The Federal Reserve's recent decision to raise interest rates should not slow capital flows into the thriving U.S. commercial property market—which includes warehouses and distribution centers—because solid economic fundamentals will prop up asset values and foreign demand for U.S. property will remain strong, said real estate giant CBRE Group Inc. in releasing its fourth-quarter analysis of the commercial sector.
The fourth-quarter "industrial availability" rate, which CBRE defines as the percentage of properties being marketed and available within a 12-month period for a tenant to make any interior modifications, hit 9.4 percent in the fourth quarter, the Los Angeles-based firm said Monday. This marks the 23rd consecutive quarter of failing availability in the industrial sector, the longest stretch since CBRE began tracking the national market in 1989, the company said.
Of 57 industrial markets that CBRE monitors, 35 reported declining availability in the fourth quarter, CBRE said.
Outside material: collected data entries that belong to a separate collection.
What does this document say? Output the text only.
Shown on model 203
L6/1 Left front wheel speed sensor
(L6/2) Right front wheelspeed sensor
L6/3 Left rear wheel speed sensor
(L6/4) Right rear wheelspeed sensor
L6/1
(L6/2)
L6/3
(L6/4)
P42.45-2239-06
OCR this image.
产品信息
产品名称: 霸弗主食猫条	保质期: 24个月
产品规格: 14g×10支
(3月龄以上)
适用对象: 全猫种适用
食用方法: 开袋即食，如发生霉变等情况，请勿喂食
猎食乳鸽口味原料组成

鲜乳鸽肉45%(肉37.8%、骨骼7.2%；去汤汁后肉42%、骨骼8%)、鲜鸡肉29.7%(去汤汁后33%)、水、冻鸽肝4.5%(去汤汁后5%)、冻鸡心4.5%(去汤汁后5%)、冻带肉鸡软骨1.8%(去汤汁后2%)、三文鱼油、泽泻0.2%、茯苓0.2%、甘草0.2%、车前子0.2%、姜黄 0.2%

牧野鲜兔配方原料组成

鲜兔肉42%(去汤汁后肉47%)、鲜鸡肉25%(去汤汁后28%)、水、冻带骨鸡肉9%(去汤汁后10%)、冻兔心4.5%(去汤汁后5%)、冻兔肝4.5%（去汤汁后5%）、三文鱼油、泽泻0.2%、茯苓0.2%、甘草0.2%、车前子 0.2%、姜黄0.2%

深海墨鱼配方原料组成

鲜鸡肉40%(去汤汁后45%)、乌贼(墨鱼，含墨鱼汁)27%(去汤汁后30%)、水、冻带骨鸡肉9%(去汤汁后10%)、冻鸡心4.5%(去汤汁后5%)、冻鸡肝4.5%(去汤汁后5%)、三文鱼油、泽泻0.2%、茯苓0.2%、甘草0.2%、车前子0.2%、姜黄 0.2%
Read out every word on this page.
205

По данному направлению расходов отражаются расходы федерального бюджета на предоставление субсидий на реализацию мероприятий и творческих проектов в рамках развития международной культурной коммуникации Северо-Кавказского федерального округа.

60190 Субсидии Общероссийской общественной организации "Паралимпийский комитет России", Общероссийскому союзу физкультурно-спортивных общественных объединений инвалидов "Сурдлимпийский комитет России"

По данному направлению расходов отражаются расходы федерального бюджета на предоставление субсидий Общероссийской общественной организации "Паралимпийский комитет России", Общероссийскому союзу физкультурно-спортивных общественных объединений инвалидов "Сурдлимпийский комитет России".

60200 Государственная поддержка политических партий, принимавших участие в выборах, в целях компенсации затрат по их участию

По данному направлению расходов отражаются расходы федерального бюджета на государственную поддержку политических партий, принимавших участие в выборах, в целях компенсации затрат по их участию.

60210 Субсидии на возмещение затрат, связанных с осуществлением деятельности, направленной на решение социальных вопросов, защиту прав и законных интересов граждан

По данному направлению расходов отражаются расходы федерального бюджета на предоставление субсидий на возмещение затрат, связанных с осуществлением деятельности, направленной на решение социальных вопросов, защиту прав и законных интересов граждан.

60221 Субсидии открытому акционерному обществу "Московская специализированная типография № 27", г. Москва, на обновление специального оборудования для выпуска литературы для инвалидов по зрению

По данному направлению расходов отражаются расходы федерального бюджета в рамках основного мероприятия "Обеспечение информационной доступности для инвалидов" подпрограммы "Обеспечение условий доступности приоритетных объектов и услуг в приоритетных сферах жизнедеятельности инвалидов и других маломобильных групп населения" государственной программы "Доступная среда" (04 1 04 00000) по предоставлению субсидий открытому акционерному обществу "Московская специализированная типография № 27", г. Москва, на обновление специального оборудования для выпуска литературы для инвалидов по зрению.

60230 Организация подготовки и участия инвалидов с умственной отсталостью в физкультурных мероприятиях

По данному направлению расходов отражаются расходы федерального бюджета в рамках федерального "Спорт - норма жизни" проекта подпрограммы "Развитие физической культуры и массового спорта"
Detroit reported the most significant drop, with the availability rate falling 120 basis points, or more than one full percentage point, from the third quarter, CBRE said. Dallas, New York, and Atlanta also reported significant sequential declines, it said.
"The majority of markets continue to improve, and a few are even experiencing lower levels of available space than has been seen in decades," said Jeffrey Havsy, Americas chief economist for CBRE. "Such constraints will continue to provide upward pressure on rent levels, as demand-side fundamentals remain quite favorable for industrial users."
Besides the industrial sector, CBRE tracks the office, retail, and apartment sectors. Those sectors also performed well in the fourth quarter, the company said. CBRE has not issued its 2016 outlook for the overall market.
In mid-December, the Fed raised its key federal funds rate—the rate banks and credit unions charge each other for overnight loans—from a range of 0 to 0.25 percent to a range of 0.25 to 0.5 percent. It was the first interest-rate hike in nearly a decade.
Yet the marginally higher borrowing costs will not sidetrack an industry that is demonstrating steadily improving fundamentals, according to Havsy. "Commercial real estate remains in a 'Goldilocks' state, with both demand and supply neither too hot nor too cold," Havsy said in a statement. "This slow, stable improvement is extremely healthy for the sector, but is at a pace that is sustainable for 2016."